On Saturday, the party will announce its upper house ticket, which includes Port Phillip councillor Katherine Copsey for the southern metropolitan region, where it believes it has its best chance.

The region takes in the lower house seat of Prahran – which is held by Greens MP Sam Hibbins – as well as Sandringham, Brighton, Hawthorn, Caulfield and Kew – all electorates where “teal” independent candidates are considering running.

Copsey, a former environmental lawyer, says she wants to bring integrity back to politics, citing the Greens pledges to increase funding for the Independent Broad-based Anti Corruption Commission and ban donations from property developers, fossil fuel companies and gambling firms.

Victorian Greens upper house candidates Sarah Mansfield, Aiv Puglielli, Katherine Copsey, Mat Morgan, Alex Breskin and Bernadette Thomas, with the party’s leader, Samantha Ratnam, outside Parliament House.
Victorian Greens upper house candidates Sarah Mansfield, Aiv Puglielli, Katherine Copsey, Mat Morgan, Alex Breskin and Bernadette Thomas, with the party’s leader, Samantha Ratnam, outside Parliament House. Photograph: Christopher Hopkins/The Guardian

“These sorts of things will have a real impact on the outcomes we can achieve in parliament and they’re being very well received by the people in my community,” she says.

Among those who will run for the party are software designer Alex Breskin in the South Eastern Metropolitan region, Geelong councillor and GP Sarah Mansfield in the Western Region and multidisciplinary artist Aiv Puglielli in North Eastern Metropolitan region.

Kosmos Samaras, expects to see a surge in the Greens vote across the state, driven largely by people in their 20s living in Melbourne’s inner-city.

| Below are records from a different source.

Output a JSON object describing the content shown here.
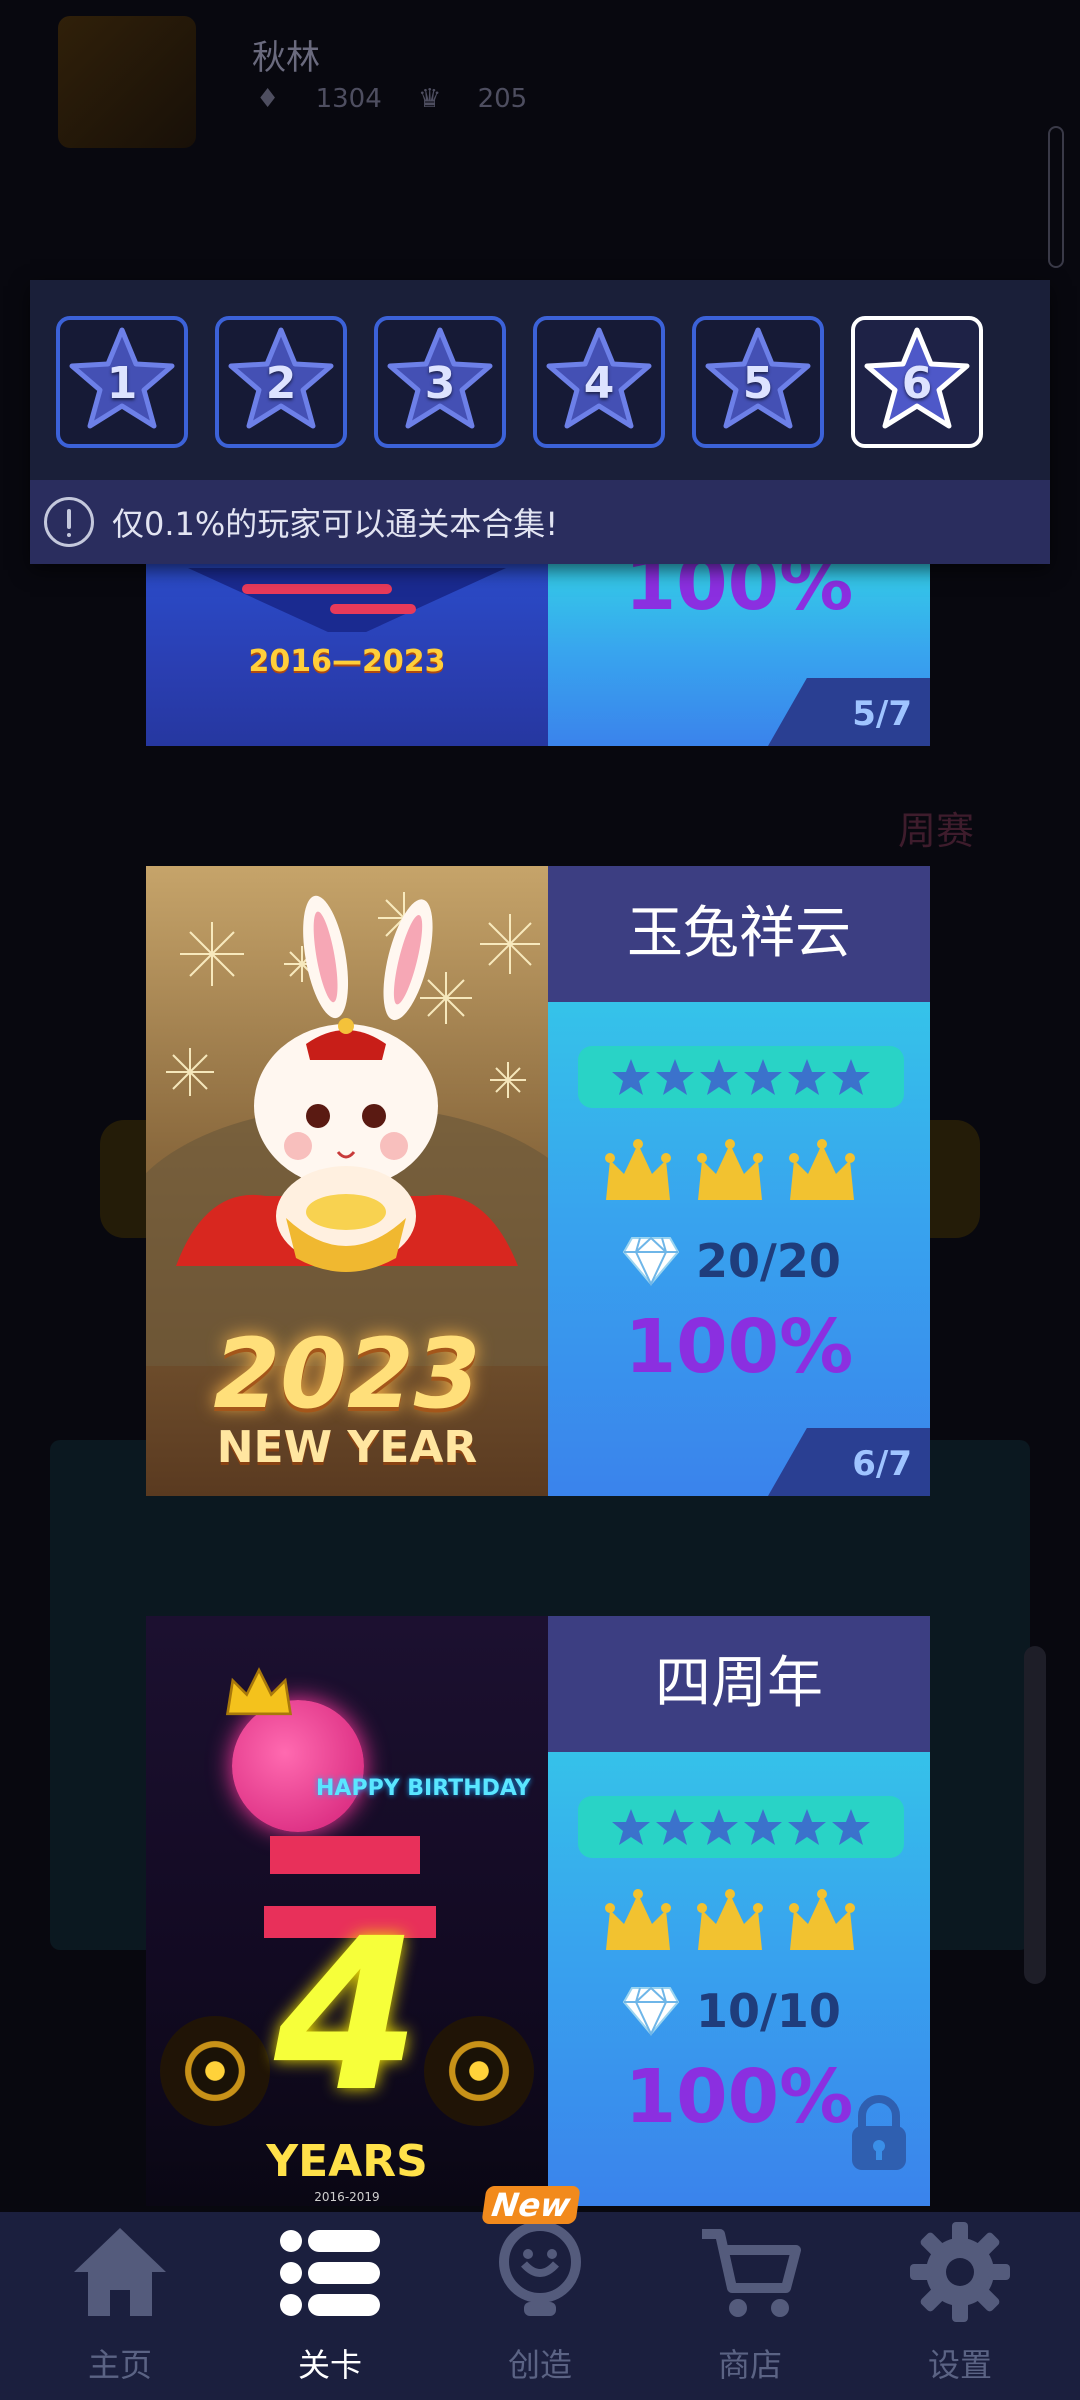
{
  "profile": {
    "name": "秋林",
    "diamonds": "1304",
    "crowns": "205"
  },
  "background": {
    "weekly_label": "周赛"
  },
  "star_tabs": [
    {
      "label": "1",
      "active": false
    },
    {
      "label": "2",
      "active": false
    },
    {
      "label": "3",
      "active": false
    },
    {
      "label": "4",
      "active": false
    },
    {
      "label": "5",
      "active": false
    },
    {
      "label": "6",
      "active": true
    }
  ],
  "notice": {
    "text": "仅0.1%的玩家可以通关本合集!"
  },
  "cards": [
    {
      "art_text": "2016—2023",
      "percent": "100%",
      "page": "5/7"
    },
    {
      "title": "玉兔祥云",
      "art_year": "2023",
      "art_caption": "NEW YEAR",
      "gems": "20/20",
      "percent": "100%",
      "page": "6/7"
    },
    {
      "title": "四周年",
      "art_number": "4",
      "art_caption": "YEARS",
      "art_greeting": "HAPPY BIRTHDAY",
      "art_range": "2016-2019",
      "gems": "10/10",
      "percent": "100%",
      "locked": true
    }
  ],
  "rating": {
    "stars": 6,
    "crowns": 3
  },
  "nav": {
    "home": "主页",
    "levels": "关卡",
    "create": "创造",
    "shop": "商店",
    "settings": "设置",
    "new_badge": "New"
  },
  "colors": {
    "accent_blue": "#3c62d8",
    "percent_purple": "#8b2fe0",
    "title_bar": "#3c3e82",
    "crown_gold": "#f2c230"
  }
}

“Some of these people have never voted for a major party before. To these voters, they see the major parties as being in the business of being in power, rather than being in the business of actually representing the community,” he says.

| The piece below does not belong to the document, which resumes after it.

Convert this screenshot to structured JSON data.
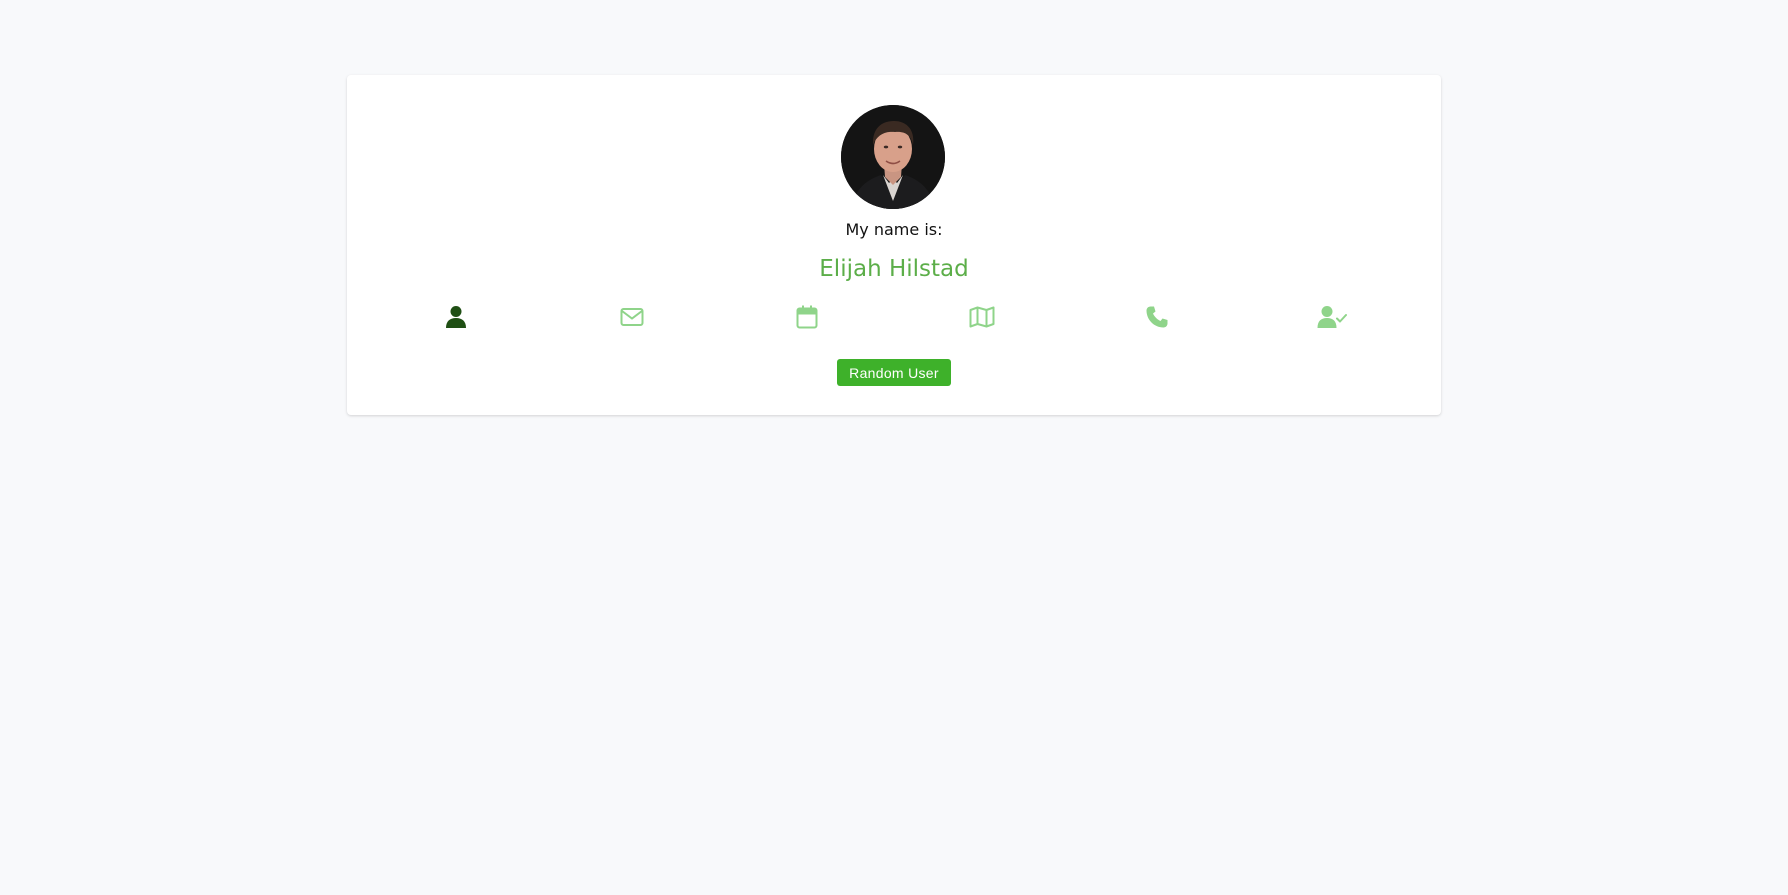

Samaras says events at parliament this week will fuel the perception the major parties are “just as bad as each other”.

“It will push voters to search for another option,” he says.

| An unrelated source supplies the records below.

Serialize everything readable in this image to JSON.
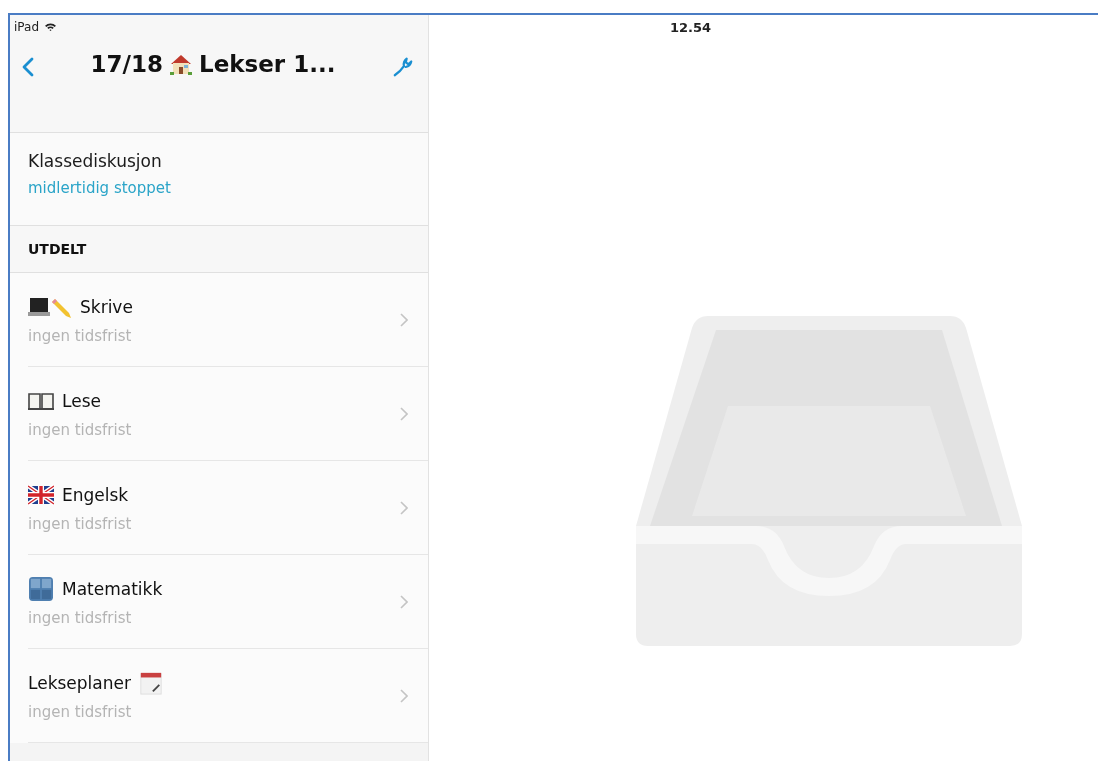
{
  "status_bar": {
    "device": "iPad",
    "time": "12.54"
  },
  "nav_bar": {
    "title_prefix": "17/18",
    "title_rest": "Lekser 1..."
  },
  "discussion": {
    "title": "Klassediskusjon",
    "status": "midlertidig stoppet"
  },
  "section": {
    "header": "UTDELT"
  },
  "items": [
    {
      "title": "Skrive",
      "subtitle": "ingen tidsfrist",
      "kind": "laptop-pencil"
    },
    {
      "title": "Lese",
      "subtitle": "ingen tidsfrist",
      "kind": "book"
    },
    {
      "title": "Engelsk",
      "subtitle": "ingen tidsfrist",
      "kind": "flag"
    },
    {
      "title": "Matematikk",
      "subtitle": "ingen tidsfrist",
      "kind": "numbers"
    },
    {
      "title": "Lekseplaner",
      "subtitle": "ingen tidsfrist",
      "kind": "calendar"
    }
  ]
}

Climate change also remains a central pillar of the Greens campaign, as the party seeks to end new coal and gas projects in the state and move to 100% renewable energy by 2030, while policy initiatives on addressing the rising cost of living and housing affordability are set to be announced in coming months.

“We’d like to see caps on rent increases, better protections for renters as well addressing that power imbalance between landlords and tenants, and the building of a lot more affordable housing, including public housing,” Ratnam says.

She maintains the prospect of “teal” independents isn’t a threat. Of more concern to Ratnam is the “undemocratic” upper house voting system that allows voters to choose just one party above the line on their ballot, after which their preferences are allocated by the party.

At the 2018 election, Labor preferenced minor parties ahead of the Greens, which contributed to the party’s loss of four upper house seats.

In any other Australian jurisdiction, with more than 10% of primary votes, the Greens would have picked up four or five seats.

Ratnam urges Labor to “put policy first” when determining its preferences ahead of this election and to work with the Greens rather than rightwing micro-parties.

“If they don’t take that opportunity, we’re going to see an upper house that continues to lurch further and further to the right, occupied by a number of very micro-parties that aren’t representative of their constituency,” she says, citing several MPs currently sitting on the crossbench who received less than 1% of primary votes.

Ratnam says the current makeup of the chamber meant Victoria came “dangerously close” having no public health restrictions in November last year, as the government struggled to get support for its pandemic legislation.

The party is gearing up to run a grassroots campaign and is in discussions with progressive parties to negotiate a group voting ticket.

Ratnam says her upper house ticket is majority women, and includes candidates of all ages, cultural backgrounds and professional vocations.